Un business model à revoir en profondeur
Cette situation était toutefois prévisible, selon l’expert français du textile-habillement: «Ce n’est pas une surprise; avec des budgets plombés par l’inflation, bon nombre de consommateurs ont déserté les boutiques, contraints et forcés. D’où l’effondrement du marché et des importations.» La correction à la baisse est d’autant plus forte que l’année 2022 avait été marquée par une croissance «excessive» des quantités de vêtements mis sur le marché, note-t-il.
Toutefois, à quelque chose malheur étant bon, cette situation peut inciter à changer le modèle actuel qui a montré ses limites. «La crise sectorielle, car il faut bien appeler les choses par leur nom, peut paradoxalement avoir un effet bénéfique pour la filière: inciter à mettre fin à ce business model anti-économique et anti-écologique que, personnellement, je dénonce depuis des années», martèle Jean-François Limantour.
Lire aussi : Prêt-à-porter: une baisse «inédite» de la demande fait plonger le secteur dans la crise
Ce modèle, poursuit-il, consiste à «inonder le marché de vêtements bas de gamme fabriqués en Asie dans des conditions sociétales généralement déplorables, à multiplier les points de vente, à casser les prix à coups de soldes et promotions tout au long des saisons, à vendre une bonne partie des invendus aux spécialistes du déstockage, à détruire une autre partie ou à expédier des montagnes de vêtements vers des pays d’Afrique (…) où ils vont pourrir dans des décharges à ciel ouvert, le long des plages. Un vrai désastre!»
Le Maroc, de 5ème à 8ème fournisseur de l’UE
Ce business model n’a pas impacté que l’Europe, mais également certains de ses fournisseurs, dont le Maroc. En effet, constate l’expert, il «a enfoncé dans la crise nos partenaires méditerranéens dont le textile-habillement était un secteur clé de leurs équilibres socio-économiques».
La part des pays méditerranéens (Turquie, Maroc, Tunisie, Égypte...) sur le marché de l’UE a reculé à moins de 19% contre 24,8% il y a 20 ans (en 2003). À l’époque, rappelle Jean-François Limantour, la Tunisie était le 4ème fournisseur de l’UE avec des exportations d’une valeur de 2,7 milliards d’euros, contre 2,4 milliards d’euros actuellement. Le Maroc occupait la 5ème position avec des ventes de 2,47 milliards d’euros, soit à peu près la même valeur que 20 ans plus tard. Mais aujourd’hui, le Royaume est le 8ème fournisseur de l’UE: «Tous ces chiffres doivent nous interpeller et interpeller nos partenaires méditerranéens. Il n’y a pas de fatalité du déclin. Réveillons-nous!»
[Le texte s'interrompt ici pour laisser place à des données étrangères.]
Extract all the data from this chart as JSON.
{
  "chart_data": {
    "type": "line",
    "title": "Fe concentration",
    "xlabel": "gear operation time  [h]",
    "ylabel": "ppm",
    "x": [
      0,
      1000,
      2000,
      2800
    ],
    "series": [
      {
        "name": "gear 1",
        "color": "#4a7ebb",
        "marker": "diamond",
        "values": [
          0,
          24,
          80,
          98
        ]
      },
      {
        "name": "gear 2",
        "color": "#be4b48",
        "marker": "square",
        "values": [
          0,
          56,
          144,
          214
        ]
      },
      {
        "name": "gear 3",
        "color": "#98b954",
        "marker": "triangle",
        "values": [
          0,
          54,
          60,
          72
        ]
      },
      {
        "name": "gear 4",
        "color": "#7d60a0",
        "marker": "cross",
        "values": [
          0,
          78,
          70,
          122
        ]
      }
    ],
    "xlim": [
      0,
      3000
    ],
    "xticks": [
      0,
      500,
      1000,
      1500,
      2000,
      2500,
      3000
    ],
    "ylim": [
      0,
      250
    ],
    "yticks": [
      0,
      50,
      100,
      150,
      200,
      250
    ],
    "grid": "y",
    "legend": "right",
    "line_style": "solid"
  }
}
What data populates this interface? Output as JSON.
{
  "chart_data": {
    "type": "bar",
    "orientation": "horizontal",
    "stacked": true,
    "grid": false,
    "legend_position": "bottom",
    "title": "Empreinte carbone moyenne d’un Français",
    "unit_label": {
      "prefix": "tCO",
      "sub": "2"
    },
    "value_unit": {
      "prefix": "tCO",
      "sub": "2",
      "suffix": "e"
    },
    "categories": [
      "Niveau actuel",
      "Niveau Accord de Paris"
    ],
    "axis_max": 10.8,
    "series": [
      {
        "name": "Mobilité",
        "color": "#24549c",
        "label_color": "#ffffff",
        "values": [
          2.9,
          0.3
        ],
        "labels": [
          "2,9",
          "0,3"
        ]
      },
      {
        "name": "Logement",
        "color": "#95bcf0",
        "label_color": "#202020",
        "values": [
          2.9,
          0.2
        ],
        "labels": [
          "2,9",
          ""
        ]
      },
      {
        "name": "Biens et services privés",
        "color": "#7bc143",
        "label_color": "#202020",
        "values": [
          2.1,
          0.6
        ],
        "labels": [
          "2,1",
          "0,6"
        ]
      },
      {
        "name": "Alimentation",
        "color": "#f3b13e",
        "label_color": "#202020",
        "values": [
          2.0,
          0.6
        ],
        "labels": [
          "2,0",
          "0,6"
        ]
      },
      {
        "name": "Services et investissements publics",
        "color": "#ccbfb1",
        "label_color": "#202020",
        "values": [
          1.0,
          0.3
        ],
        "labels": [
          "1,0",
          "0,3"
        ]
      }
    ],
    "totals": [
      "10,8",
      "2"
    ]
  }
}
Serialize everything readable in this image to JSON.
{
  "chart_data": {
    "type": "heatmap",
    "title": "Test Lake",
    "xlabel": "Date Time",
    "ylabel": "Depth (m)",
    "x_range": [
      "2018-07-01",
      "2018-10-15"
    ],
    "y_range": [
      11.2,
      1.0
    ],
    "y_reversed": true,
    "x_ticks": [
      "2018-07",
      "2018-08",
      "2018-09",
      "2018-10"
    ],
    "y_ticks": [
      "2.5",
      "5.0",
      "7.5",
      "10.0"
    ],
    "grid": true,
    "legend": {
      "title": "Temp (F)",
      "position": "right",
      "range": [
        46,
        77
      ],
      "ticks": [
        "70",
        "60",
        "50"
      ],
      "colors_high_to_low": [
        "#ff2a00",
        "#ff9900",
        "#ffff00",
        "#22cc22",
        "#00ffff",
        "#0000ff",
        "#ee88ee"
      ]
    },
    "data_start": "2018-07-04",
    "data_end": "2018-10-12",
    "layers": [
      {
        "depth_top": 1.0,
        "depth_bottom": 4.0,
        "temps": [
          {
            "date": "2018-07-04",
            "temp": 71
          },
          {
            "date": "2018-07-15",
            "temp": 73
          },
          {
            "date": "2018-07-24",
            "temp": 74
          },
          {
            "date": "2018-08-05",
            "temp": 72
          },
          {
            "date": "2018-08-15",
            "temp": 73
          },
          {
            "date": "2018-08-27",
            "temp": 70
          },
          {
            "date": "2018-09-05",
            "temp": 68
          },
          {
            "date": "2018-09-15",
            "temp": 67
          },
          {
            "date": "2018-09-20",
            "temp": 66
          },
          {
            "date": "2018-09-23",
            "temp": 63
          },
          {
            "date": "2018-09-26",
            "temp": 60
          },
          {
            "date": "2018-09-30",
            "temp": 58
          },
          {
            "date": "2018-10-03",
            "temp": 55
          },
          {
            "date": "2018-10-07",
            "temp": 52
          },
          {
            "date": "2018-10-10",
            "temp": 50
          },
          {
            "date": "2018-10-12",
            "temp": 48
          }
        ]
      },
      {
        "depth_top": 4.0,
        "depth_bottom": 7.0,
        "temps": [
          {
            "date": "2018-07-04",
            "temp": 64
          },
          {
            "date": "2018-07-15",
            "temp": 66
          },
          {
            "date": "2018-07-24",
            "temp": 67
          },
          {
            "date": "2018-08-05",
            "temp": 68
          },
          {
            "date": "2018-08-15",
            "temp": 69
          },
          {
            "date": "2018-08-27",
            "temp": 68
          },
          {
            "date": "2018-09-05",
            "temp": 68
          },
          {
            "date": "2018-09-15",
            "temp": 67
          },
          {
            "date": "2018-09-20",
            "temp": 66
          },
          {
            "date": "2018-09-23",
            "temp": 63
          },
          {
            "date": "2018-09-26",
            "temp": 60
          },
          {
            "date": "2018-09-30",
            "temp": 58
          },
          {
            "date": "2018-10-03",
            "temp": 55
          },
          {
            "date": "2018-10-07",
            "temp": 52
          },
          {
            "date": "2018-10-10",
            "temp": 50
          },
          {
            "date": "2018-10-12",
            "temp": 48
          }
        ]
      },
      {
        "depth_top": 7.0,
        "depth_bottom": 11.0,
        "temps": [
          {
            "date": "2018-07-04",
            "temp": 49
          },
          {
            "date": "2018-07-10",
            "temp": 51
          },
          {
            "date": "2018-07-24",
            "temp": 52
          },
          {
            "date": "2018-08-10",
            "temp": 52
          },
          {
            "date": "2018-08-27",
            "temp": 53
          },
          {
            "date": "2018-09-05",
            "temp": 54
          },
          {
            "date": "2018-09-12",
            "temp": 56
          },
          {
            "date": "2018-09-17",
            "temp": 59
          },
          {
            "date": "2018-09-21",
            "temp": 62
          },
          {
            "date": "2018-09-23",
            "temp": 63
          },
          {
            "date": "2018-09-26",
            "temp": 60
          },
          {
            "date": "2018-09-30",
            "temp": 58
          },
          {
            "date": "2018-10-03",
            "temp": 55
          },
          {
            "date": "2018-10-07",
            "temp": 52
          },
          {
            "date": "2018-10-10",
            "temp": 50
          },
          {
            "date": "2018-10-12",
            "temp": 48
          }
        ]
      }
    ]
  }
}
Lire aussi : Recyclage textile au Maroc: un filon encore peu exploité
En attendant, les pays d’Asie demeurent, de très loin, la principale zone de sourcing d’habillement de l’Europe, avec à leur tête la Chine, qui reste le premier fournisseur de l’UE, suivie du Bangladesh. La part des pays européens extra-UE (Royaume-Uni, Suisse, Albanie, Serbie, Macédoine…) plafonne à 6,1%.
Les prérequis pour un modèle vertueux
L’expert français s’interroge si ce business model va enfin percuter le mur vers lequel il semble se diriger inéluctablement depuis vingt ans. Ce qui laisserait, espère-t-il, la place à un modèle «vertueux de quasi-parfaite adéquation entre l’offre et la demande». Pour opérer cette mutation, des solutions existent: «Formons et recrutons des modélistes inspirés, des logisticiens, des analystes de la data, des infographistes, des spécialistes de la communication, du merchandising, intégrons à marche forcée les technologies 4.0 fondées sur l’IA, considérons l’information comme un facteur clé de compétitivité, redynamisons le partenariat de proximité sur fond de stratégie gagnant-gagnant et de solidarité», exhorte Jean-François Limantour.